Incident Reports
Weather data is critical for many applications, and accordingly, Pirate Weather takes uptime very seriously. This page will be updated with details on any outage, along with lessons learned and next steps.
March 8, 2026
- Partial downtime incident wherever daylight savings time was observed.
- A indexing (it's always the indexing) bug produced nan values for hour 0, since it appeared to fall in the previous day.
- This nan created issues for the sunrise time index, since it couldn't find the time for that day.
- The issue was compounded by a monitoring failure since the bug didn't occur where monitoring was checking.
- Fixes:
- Bugfix released as version 2.9.3.
- Additional monitoring locations have been added to better catch spatially transient failures (Paris and New York): https://pirateweather.xitoring.io/.

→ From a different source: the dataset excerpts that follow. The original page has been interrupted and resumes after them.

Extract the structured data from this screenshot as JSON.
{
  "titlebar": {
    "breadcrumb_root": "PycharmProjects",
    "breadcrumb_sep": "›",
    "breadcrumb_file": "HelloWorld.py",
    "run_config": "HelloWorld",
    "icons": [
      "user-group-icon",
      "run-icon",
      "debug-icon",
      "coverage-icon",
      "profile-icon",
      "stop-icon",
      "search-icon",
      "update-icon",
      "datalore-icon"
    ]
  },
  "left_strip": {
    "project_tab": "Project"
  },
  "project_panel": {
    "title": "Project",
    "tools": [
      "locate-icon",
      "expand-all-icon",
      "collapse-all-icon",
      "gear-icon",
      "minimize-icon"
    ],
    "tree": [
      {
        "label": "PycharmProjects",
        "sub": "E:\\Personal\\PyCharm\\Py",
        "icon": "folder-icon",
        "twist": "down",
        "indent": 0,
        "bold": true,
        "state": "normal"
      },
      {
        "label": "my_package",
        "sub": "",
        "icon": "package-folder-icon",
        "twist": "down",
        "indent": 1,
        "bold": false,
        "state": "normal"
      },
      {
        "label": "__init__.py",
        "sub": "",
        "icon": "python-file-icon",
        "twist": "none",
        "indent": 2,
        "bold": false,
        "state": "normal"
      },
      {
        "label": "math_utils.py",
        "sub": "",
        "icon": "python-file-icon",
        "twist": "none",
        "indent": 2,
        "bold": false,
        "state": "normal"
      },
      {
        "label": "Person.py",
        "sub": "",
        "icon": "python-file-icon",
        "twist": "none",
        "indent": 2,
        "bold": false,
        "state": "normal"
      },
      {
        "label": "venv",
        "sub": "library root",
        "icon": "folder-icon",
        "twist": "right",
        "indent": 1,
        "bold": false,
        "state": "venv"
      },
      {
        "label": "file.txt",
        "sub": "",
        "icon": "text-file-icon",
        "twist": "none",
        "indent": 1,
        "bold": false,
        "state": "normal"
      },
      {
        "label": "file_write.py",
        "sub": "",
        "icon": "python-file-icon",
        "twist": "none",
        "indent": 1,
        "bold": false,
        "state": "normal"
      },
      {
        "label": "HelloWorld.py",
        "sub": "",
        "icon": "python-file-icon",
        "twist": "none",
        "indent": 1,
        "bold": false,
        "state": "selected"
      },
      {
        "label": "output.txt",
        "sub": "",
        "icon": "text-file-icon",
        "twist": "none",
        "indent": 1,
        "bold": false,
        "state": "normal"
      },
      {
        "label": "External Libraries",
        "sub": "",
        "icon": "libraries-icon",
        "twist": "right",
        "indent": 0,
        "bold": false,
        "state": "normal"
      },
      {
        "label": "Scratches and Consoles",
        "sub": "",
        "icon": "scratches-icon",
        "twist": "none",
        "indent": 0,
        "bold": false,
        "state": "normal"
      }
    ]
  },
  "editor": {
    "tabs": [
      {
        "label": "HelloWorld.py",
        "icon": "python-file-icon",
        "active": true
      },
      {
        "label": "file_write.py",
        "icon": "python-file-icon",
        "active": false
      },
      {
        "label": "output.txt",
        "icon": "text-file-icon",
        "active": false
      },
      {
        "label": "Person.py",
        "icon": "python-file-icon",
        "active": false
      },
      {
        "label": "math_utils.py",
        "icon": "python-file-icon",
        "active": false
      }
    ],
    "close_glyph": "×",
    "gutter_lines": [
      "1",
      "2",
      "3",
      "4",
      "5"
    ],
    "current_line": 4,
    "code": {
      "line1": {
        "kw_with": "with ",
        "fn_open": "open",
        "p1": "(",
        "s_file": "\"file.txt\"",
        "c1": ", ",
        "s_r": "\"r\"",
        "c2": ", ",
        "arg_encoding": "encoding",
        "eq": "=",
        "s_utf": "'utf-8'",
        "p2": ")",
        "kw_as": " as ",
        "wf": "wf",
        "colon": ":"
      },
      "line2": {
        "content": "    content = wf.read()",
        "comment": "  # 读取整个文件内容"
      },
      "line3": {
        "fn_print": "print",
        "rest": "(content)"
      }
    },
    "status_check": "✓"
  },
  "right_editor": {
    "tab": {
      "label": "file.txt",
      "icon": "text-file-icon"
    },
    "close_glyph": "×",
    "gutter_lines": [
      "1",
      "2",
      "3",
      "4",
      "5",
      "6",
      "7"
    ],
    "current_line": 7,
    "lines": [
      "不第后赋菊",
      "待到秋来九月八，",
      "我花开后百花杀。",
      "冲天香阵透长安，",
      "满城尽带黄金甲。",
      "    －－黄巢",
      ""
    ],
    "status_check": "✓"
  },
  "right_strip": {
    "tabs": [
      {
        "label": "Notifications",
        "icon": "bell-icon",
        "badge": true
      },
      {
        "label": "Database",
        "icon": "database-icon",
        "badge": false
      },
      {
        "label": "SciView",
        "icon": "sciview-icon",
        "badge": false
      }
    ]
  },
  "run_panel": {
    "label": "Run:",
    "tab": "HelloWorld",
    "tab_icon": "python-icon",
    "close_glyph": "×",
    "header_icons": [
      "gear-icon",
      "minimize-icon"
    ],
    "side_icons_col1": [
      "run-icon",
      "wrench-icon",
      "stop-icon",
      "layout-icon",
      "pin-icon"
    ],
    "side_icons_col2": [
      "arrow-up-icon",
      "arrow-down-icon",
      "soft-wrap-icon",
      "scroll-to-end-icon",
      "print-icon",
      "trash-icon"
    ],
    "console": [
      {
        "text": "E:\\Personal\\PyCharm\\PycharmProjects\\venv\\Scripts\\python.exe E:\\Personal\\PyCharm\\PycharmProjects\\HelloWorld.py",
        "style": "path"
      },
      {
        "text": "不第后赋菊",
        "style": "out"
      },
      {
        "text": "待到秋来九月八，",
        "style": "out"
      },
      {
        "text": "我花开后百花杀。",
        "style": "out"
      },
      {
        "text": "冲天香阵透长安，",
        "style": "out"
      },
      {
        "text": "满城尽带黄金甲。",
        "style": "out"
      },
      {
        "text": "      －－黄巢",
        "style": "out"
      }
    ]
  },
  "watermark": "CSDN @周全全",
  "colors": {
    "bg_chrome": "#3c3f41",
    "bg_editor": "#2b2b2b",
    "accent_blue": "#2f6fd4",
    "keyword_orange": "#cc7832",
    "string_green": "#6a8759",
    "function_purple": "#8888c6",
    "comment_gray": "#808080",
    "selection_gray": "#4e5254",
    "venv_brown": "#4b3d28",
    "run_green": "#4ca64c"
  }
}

- Add an additional test for daylight savings time dates: https://github.com/Pirate-Weather/pirate-weather-code/issues/576.
December 24, 2025
- Unfortunately, this was the most significant outage in several years, with a four hour prod outage. To explain the root cause, a bit of background on Pirate Weather's AWS infrastructure is required, and is all detailed in a new blog post here: December 24, 2025 downtime incident.
November 28, 2025
- The production file synchronization location was not defined in the zip_sync script, resulting in the transfer failing on new EC2 instances.
- Fixed in PR #425.
- This was quickly identified and corrected using the new notification process.
November 17, 2025
- An AWS Load Balancer Target Group configuration error, pushed as part of the new container required by the 2.8.2 update, meant that new EC2 instances were not registered. This was compounded by an earlier configuration error that meant an incorrect port was being used for health checks, which prevented automated monitoring from noticing the issue.
- The issue was resolved by manually adding the EC2 instances back to the target group, and updating the deployment template configuration to ensure that they are automatically added going forward.
- Moreover, the automatic restart (lifecycle) policy for the EC2 instances was changed to ensure that they had a one week staggered restart. This will allow any issues to be identified before both production instances are restarted, instead of the previous 2-hour window.
- Going forward, Pirate Weather will move to a Terraform defined Kubernetes setup, which will allow any infrastructure changes to be noticed and corrected immediately.